Alcazar Hotel – Dunsmuir and Homer

The Hotel Alcazar sat on Dunsmuir Street, close to the Dunsmuir Hotel. Designed by Dalton and Eveleigh, it was completed in 1912 in the boom that saw much of Downtown Vancouver developed. It cost $140,000 to build for Dr D H Wilson and it lasted for 70 years before it was demolished. Dr Wilson was a medical doctor, born in Ontario in 1855, who practiced in Manitoba. He was elected to the Manitoba legislature in 1882 and became Minister of Public Works, got married in 1887 and resigned from politics in 1888. He moved to Vancouver the next year, practiced medicine for another five years, and then retired (again) with directorships in a number of financial and insurance companies. When he died in 1926 his estate was worth $85,000.

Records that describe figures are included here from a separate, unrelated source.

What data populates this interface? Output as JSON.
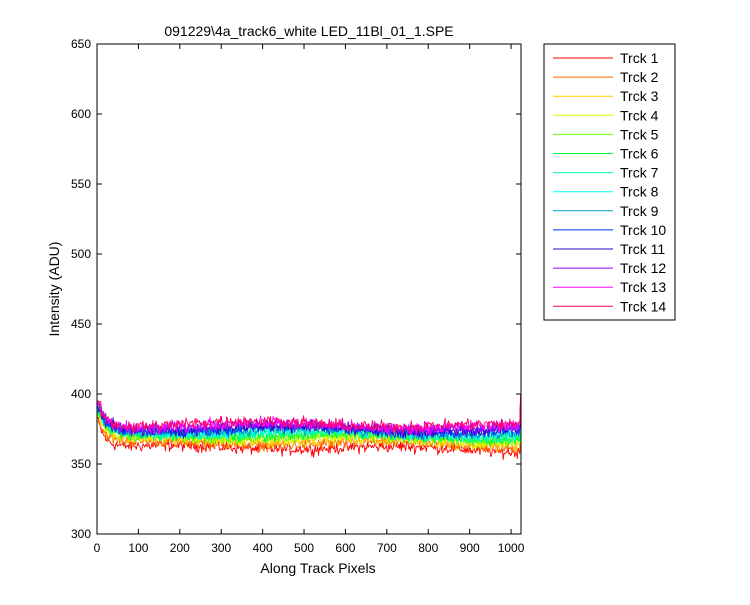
{
  "chart_data": {
    "type": "line",
    "title": "091229\\4a_track6_white LED_11Bl_01_1.SPE",
    "xlabel": "Along Track Pixels",
    "ylabel": "Intensity (ADU)",
    "xlim": [
      0,
      1024
    ],
    "ylim": [
      300,
      650
    ],
    "xticks": [
      0,
      100,
      200,
      300,
      400,
      500,
      600,
      700,
      800,
      900,
      1000
    ],
    "yticks": [
      300,
      350,
      400,
      450,
      500,
      550,
      600,
      650
    ],
    "grid": false,
    "legend_position": "outside-right",
    "x_range": [
      1,
      1024
    ],
    "series": [
      {
        "name": "Trck 1",
        "color": "#ff0000",
        "start": 382,
        "plateau": 361,
        "noise": 3.0
      },
      {
        "name": "Trck 2",
        "color": "#ff6a00",
        "start": 384,
        "plateau": 364,
        "noise": 3.0
      },
      {
        "name": "Trck 3",
        "color": "#ffcc00",
        "start": 386,
        "plateau": 366,
        "noise": 3.0
      },
      {
        "name": "Trck 4",
        "color": "#ccff00",
        "start": 387,
        "plateau": 368,
        "noise": 3.0
      },
      {
        "name": "Trck 5",
        "color": "#66ff00",
        "start": 388,
        "plateau": 369,
        "noise": 3.0
      },
      {
        "name": "Trck 6",
        "color": "#00ff33",
        "start": 389,
        "plateau": 370,
        "noise": 3.0
      },
      {
        "name": "Trck 7",
        "color": "#00ff99",
        "start": 390,
        "plateau": 371,
        "noise": 3.0
      },
      {
        "name": "Trck 8",
        "color": "#00ffee",
        "start": 391,
        "plateau": 372,
        "noise": 3.0
      },
      {
        "name": "Trck 9",
        "color": "#0099cc",
        "start": 392,
        "plateau": 373,
        "noise": 3.0
      },
      {
        "name": "Trck 10",
        "color": "#0033ff",
        "start": 393,
        "plateau": 374,
        "noise": 3.0
      },
      {
        "name": "Trck 11",
        "color": "#3300cc",
        "start": 394,
        "plateau": 375,
        "noise": 3.0
      },
      {
        "name": "Trck 12",
        "color": "#9900ff",
        "start": 395,
        "plateau": 376,
        "noise": 3.0
      },
      {
        "name": "Trck 13",
        "color": "#ff00ff",
        "start": 396,
        "plateau": 377,
        "noise": 3.0
      },
      {
        "name": "Trck 14",
        "color": "#ff0066",
        "start": 398,
        "plateau": 378,
        "noise": 3.0
      }
    ]
  }
}
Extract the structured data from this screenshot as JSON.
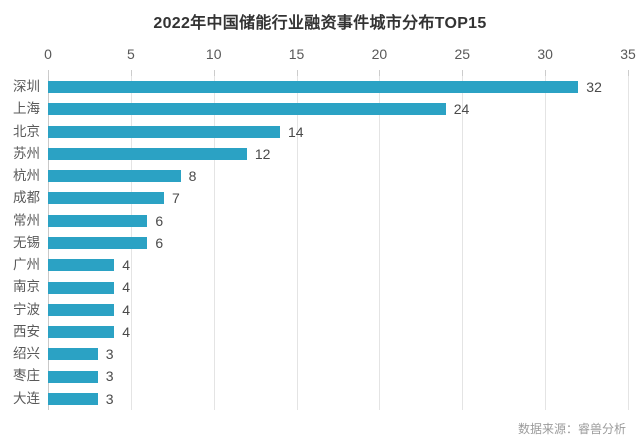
{
  "title": "2022年中国储能行业融资事件城市分布TOP15",
  "footer": {
    "source_label": "数据来源：睿兽分析"
  },
  "colors": {
    "bar": "#2BA2C4",
    "title_text": "#333333",
    "axis_text": "#595959",
    "category_text": "#595959",
    "value_text": "#4A4A4A",
    "gridline": "#E4E4E4",
    "axis_line": "#C9C9C9",
    "source_text": "#9B9B9B",
    "background": "#FFFFFF"
  },
  "chart_data": {
    "type": "bar",
    "orientation": "horizontal",
    "title": "2022年中国储能行业融资事件城市分布TOP15",
    "categories": [
      "深圳",
      "上海",
      "北京",
      "苏州",
      "杭州",
      "成都",
      "常州",
      "无锡",
      "广州",
      "南京",
      "宁波",
      "西安",
      "绍兴",
      "枣庄",
      "大连"
    ],
    "values": [
      32,
      24,
      14,
      12,
      8,
      7,
      6,
      6,
      4,
      4,
      4,
      4,
      3,
      3,
      3
    ],
    "xlabel": "",
    "ylabel": "",
    "xlim": [
      0,
      35
    ],
    "x_ticks": [
      0,
      5,
      10,
      15,
      20,
      25,
      30,
      35
    ],
    "x_axis_position": "top",
    "grid": true,
    "legend": false,
    "value_labels_shown": true,
    "bar_color": "#2BA2C4",
    "source": "数据来源：睿兽分析"
  }
}
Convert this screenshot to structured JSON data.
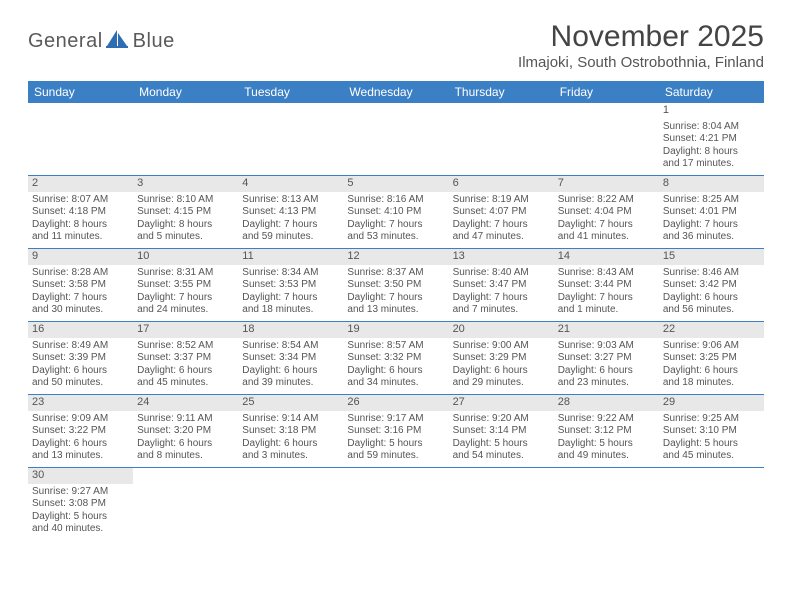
{
  "logo": {
    "text1": "General",
    "text2": "Blue"
  },
  "title": "November 2025",
  "location": "Ilmajoki, South Ostrobothnia, Finland",
  "colors": {
    "header_bg": "#3b7fc4",
    "header_text": "#ffffff",
    "daynum_bg": "#e8e8e8",
    "row_border": "#3b7fc4",
    "body_text": "#555555"
  },
  "day_names": [
    "Sunday",
    "Monday",
    "Tuesday",
    "Wednesday",
    "Thursday",
    "Friday",
    "Saturday"
  ],
  "weeks": [
    [
      {
        "n": "",
        "lines": []
      },
      {
        "n": "",
        "lines": []
      },
      {
        "n": "",
        "lines": []
      },
      {
        "n": "",
        "lines": []
      },
      {
        "n": "",
        "lines": []
      },
      {
        "n": "",
        "lines": []
      },
      {
        "n": "1",
        "lines": [
          "Sunrise: 8:04 AM",
          "Sunset: 4:21 PM",
          "Daylight: 8 hours",
          "and 17 minutes."
        ]
      }
    ],
    [
      {
        "n": "2",
        "lines": [
          "Sunrise: 8:07 AM",
          "Sunset: 4:18 PM",
          "Daylight: 8 hours",
          "and 11 minutes."
        ]
      },
      {
        "n": "3",
        "lines": [
          "Sunrise: 8:10 AM",
          "Sunset: 4:15 PM",
          "Daylight: 8 hours",
          "and 5 minutes."
        ]
      },
      {
        "n": "4",
        "lines": [
          "Sunrise: 8:13 AM",
          "Sunset: 4:13 PM",
          "Daylight: 7 hours",
          "and 59 minutes."
        ]
      },
      {
        "n": "5",
        "lines": [
          "Sunrise: 8:16 AM",
          "Sunset: 4:10 PM",
          "Daylight: 7 hours",
          "and 53 minutes."
        ]
      },
      {
        "n": "6",
        "lines": [
          "Sunrise: 8:19 AM",
          "Sunset: 4:07 PM",
          "Daylight: 7 hours",
          "and 47 minutes."
        ]
      },
      {
        "n": "7",
        "lines": [
          "Sunrise: 8:22 AM",
          "Sunset: 4:04 PM",
          "Daylight: 7 hours",
          "and 41 minutes."
        ]
      },
      {
        "n": "8",
        "lines": [
          "Sunrise: 8:25 AM",
          "Sunset: 4:01 PM",
          "Daylight: 7 hours",
          "and 36 minutes."
        ]
      }
    ],
    [
      {
        "n": "9",
        "lines": [
          "Sunrise: 8:28 AM",
          "Sunset: 3:58 PM",
          "Daylight: 7 hours",
          "and 30 minutes."
        ]
      },
      {
        "n": "10",
        "lines": [
          "Sunrise: 8:31 AM",
          "Sunset: 3:55 PM",
          "Daylight: 7 hours",
          "and 24 minutes."
        ]
      },
      {
        "n": "11",
        "lines": [
          "Sunrise: 8:34 AM",
          "Sunset: 3:53 PM",
          "Daylight: 7 hours",
          "and 18 minutes."
        ]
      },
      {
        "n": "12",
        "lines": [
          "Sunrise: 8:37 AM",
          "Sunset: 3:50 PM",
          "Daylight: 7 hours",
          "and 13 minutes."
        ]
      },
      {
        "n": "13",
        "lines": [
          "Sunrise: 8:40 AM",
          "Sunset: 3:47 PM",
          "Daylight: 7 hours",
          "and 7 minutes."
        ]
      },
      {
        "n": "14",
        "lines": [
          "Sunrise: 8:43 AM",
          "Sunset: 3:44 PM",
          "Daylight: 7 hours",
          "and 1 minute."
        ]
      },
      {
        "n": "15",
        "lines": [
          "Sunrise: 8:46 AM",
          "Sunset: 3:42 PM",
          "Daylight: 6 hours",
          "and 56 minutes."
        ]
      }
    ],
    [
      {
        "n": "16",
        "lines": [
          "Sunrise: 8:49 AM",
          "Sunset: 3:39 PM",
          "Daylight: 6 hours",
          "and 50 minutes."
        ]
      },
      {
        "n": "17",
        "lines": [
          "Sunrise: 8:52 AM",
          "Sunset: 3:37 PM",
          "Daylight: 6 hours",
          "and 45 minutes."
        ]
      },
      {
        "n": "18",
        "lines": [
          "Sunrise: 8:54 AM",
          "Sunset: 3:34 PM",
          "Daylight: 6 hours",
          "and 39 minutes."
        ]
      },
      {
        "n": "19",
        "lines": [
          "Sunrise: 8:57 AM",
          "Sunset: 3:32 PM",
          "Daylight: 6 hours",
          "and 34 minutes."
        ]
      },
      {
        "n": "20",
        "lines": [
          "Sunrise: 9:00 AM",
          "Sunset: 3:29 PM",
          "Daylight: 6 hours",
          "and 29 minutes."
        ]
      },
      {
        "n": "21",
        "lines": [
          "Sunrise: 9:03 AM",
          "Sunset: 3:27 PM",
          "Daylight: 6 hours",
          "and 23 minutes."
        ]
      },
      {
        "n": "22",
        "lines": [
          "Sunrise: 9:06 AM",
          "Sunset: 3:25 PM",
          "Daylight: 6 hours",
          "and 18 minutes."
        ]
      }
    ],
    [
      {
        "n": "23",
        "lines": [
          "Sunrise: 9:09 AM",
          "Sunset: 3:22 PM",
          "Daylight: 6 hours",
          "and 13 minutes."
        ]
      },
      {
        "n": "24",
        "lines": [
          "Sunrise: 9:11 AM",
          "Sunset: 3:20 PM",
          "Daylight: 6 hours",
          "and 8 minutes."
        ]
      },
      {
        "n": "25",
        "lines": [
          "Sunrise: 9:14 AM",
          "Sunset: 3:18 PM",
          "Daylight: 6 hours",
          "and 3 minutes."
        ]
      },
      {
        "n": "26",
        "lines": [
          "Sunrise: 9:17 AM",
          "Sunset: 3:16 PM",
          "Daylight: 5 hours",
          "and 59 minutes."
        ]
      },
      {
        "n": "27",
        "lines": [
          "Sunrise: 9:20 AM",
          "Sunset: 3:14 PM",
          "Daylight: 5 hours",
          "and 54 minutes."
        ]
      },
      {
        "n": "28",
        "lines": [
          "Sunrise: 9:22 AM",
          "Sunset: 3:12 PM",
          "Daylight: 5 hours",
          "and 49 minutes."
        ]
      },
      {
        "n": "29",
        "lines": [
          "Sunrise: 9:25 AM",
          "Sunset: 3:10 PM",
          "Daylight: 5 hours",
          "and 45 minutes."
        ]
      }
    ],
    [
      {
        "n": "30",
        "lines": [
          "Sunrise: 9:27 AM",
          "Sunset: 3:08 PM",
          "Daylight: 5 hours",
          "and 40 minutes."
        ]
      },
      {
        "n": "",
        "lines": []
      },
      {
        "n": "",
        "lines": []
      },
      {
        "n": "",
        "lines": []
      },
      {
        "n": "",
        "lines": []
      },
      {
        "n": "",
        "lines": []
      },
      {
        "n": "",
        "lines": []
      }
    ]
  ]
}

The site of the hotel sat for another decade before Musson Cattell Mackey’s postmodern headquarters for BC Hydro were constructed on the site, completed in 1992. These days the front of the office includes a water feature called Water Works by Tokyo-born Tony Bloom that was inspired, it is said, by a traditional Japanese deer scarer, a shishi odoshi. The Alcazar also featured some somewhat unexpected art in the form of Jack Shadbolt murals from the 1940s that could be found in the dining room.